When faced with the writing component of the PSLE exam it can be tempting to “just start writing”. There’s a time limit, you have lots to say and more is better, right? Not always. A long essay which covers a lot of territory sounds like a good idea in theory but what is most important in your essay is the content. A thousand words which take the reader nowhere, or fail to address the specifics of the essay task, will be more detrimental to your overall marks than having a shorter but more focused piece of writing.
Take time to carefully consider the task in front of you. Is it asking you to give an opinion? If so, then it is important you actually give one! Does it want you to describe an issue? If so, a detailed description of all sides of that issue will be important.

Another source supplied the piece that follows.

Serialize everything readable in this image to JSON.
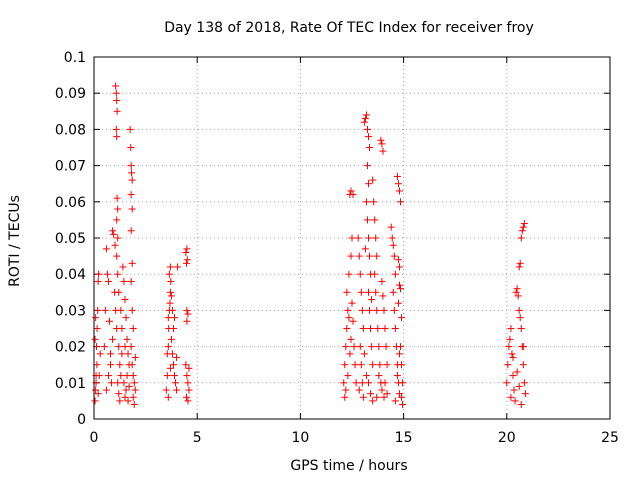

Once you have considered the task, think about what is the most essential information for you to include – this is especially important because you have limited time in the exam. Plan out what you want to say or what action is going to take place in your writing before you begin and you will have a solid foundation to achieve essay success.
Relying on pre-taught phrases can be helpful when writing essays but if they are the same phrases that all students are taught then there is nothing to distinguish your writing from that of others. It is important to show your flexibility with the English language. This includes accurate descriptive language. Watch out for overly flowery descriptions, sometimes called “purple prose”.
His long, crooked, witch-like fingers grasped in a vice-like grip the elegant, gilded sceptre.
This kind of description does show off the writer’s skill at description but is a little bit lengthy and leaves little up to the imagination of the reader. If there aren’t many other equally flowery descriptions in the piece then it can seem a little out of place. It is important to keep in mind that there needs to be a healthy balance between description and also moving the action forward.
It can be difficult to use your time wisely when doing a writing task but making sure you take some time to plan at the beginning and leave a couple of minutes to read through and check your work at the end will help ensure you produce a more accurate and well-structured piece of work.